Uniformly distributed torsion in HSS beam

Uniformly distributed torsion in HSS beam

(OP)
Hi all, I'm designing an HSS member that has closely spaced 4' outriggers along one side of its 21' span (fixed ends). No other loads. I want to determine the deflection by figuring out the rotation of the section. I'm using AISC Design Guide 9 an the graphs in the appendix and assuming a uniformly distributed torque.

They all reference this torsional property "a" (lowercase), and I don't know what this is. They list it for WF shapes but don't for HSS. What is this value and how do I determine it for an HSS shape?

Thanks!

RE: Uniformly distributed torsion in HSS beam

(OP)
Thanks, the problem with that equation is that Cw is generally taken as 0 for HSS sections (it's not even listed in the AISC tables). That makes a = 0 and the rotation becomes 0 rad.

RE: Uniformly distributed torsion in HSS beam

Cw is the torsional constant from the steel book that is situational with every beam size. Where doe sit assume Cw is zero?>

RE: Uniformly distributed torsion in HSS beam

(OP)
"C" (units of in^3) is the Torsional Constant. "Cw" (units of in^6) is the Warping Constant, which is listed for WF shapes but not HSS because Cw = 0 in^6 for HSS shapes.

I'm not sure where in the Manual it says Cw = 0 for HSS shapes but this document (http://www.cisc-icca.ca/files/technical/techdocs/u...) from CISC indicates it on page 4.

RE: Uniformly distributed torsion in HSS beam

Ah thanks

RE: Uniformly distributed torsion in HSS beam

With warping off the table, you can just apply TL/JG to your concentrated torques and superimpose the results. A quick excel sheet will make short work of it. No doubt there's a direct formula someplace but I wasn't able to locate it with Google in 30 seconds or less.

It may just be a semantics thing but it's important to recognize that you probably don't have uniform torsion. What you likely have is:

1) a uniform distributed load applied eccentrically and;
2) torsion varying linearly from zero at the middle to maximums at the ends.

I like to debate structural engineering theory -- a lot. If I challenge you on something, know that I'm doing so because I respect your opinion enough to either change it or adopt it.

RE: Uniformly distributed torsion in HSS beam

Perhaps:

W X e X L/2 X L / 4

I like to debate structural engineering theory -- a lot. If I challenge you on something, know that I'm doing so because I respect your opinion enough to either change it or adopt it.

RE: Uniformly distributed torsion in HSS beam

(OP)
I have outriggers at 12" on center imparting a 1.5 k-ft torque each.
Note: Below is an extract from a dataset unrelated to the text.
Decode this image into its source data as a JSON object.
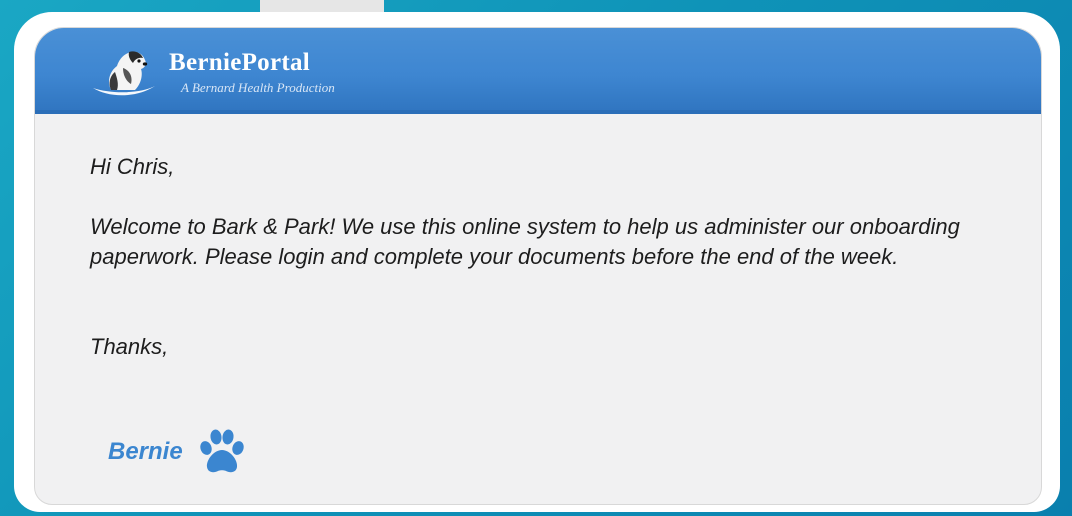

If I could calculate the rotation at the first outrigger, then the second, then the third, etc I would add them until I get to mid span.

My problem is actually calculating rotation. You need "a" to determine the Torsional Function from the AISC DG 9 appendix graphs.

RE: Uniformly distributed torsion in HSS beam

(OP)
KootK, I see your second reply. can you elaborate a bit more? Not sure what that formula is expressing.

RE: Uniformly distributed torsion in HSS beam

Torsion of a hollow section is described in detail in "Theory of Elasticity" by Timoshenko and Goodier. An approximate solution can be found using membrane analogy.

For a quick and dirty solution, check "Design of Welded Structures" by Blodgett. He provides a value of R = 2tb2d2/(b+d) in which b and d are the sides of the rectangle formed by the centerline of the HSS walls and t is the thickness.

Then θ = TL/EsR
where T is torque and Es is shear modulus, usually called G and L is the length of tube subjected to a uniform torque. θ is the angle of twist expressed in radians.

BA

RE: Uniformly distributed torsion in HSS beam

(OP)
Thanks BAretired, I'll try that.

Is the "T" a single torque (k-ft) or uniform (k-ft/ft)? I have that text but not with me at the moment.

RE: Uniformly distributed torsion in HSS beam

T in the formula is a constant torque. In your case, you will have a constant torque for a length of 4', then a sudden change in torque for the next 4' and so on. Your torque diagram will be a step function with maximum values at the fixed supports.

BA

RE: Uniformly distributed torsion in HSS beam

(OP)
Thanks. I think Blodgett will do the trick (as he many times has). I'll have to look at the chapter to see if this is for fixed ends or pinned.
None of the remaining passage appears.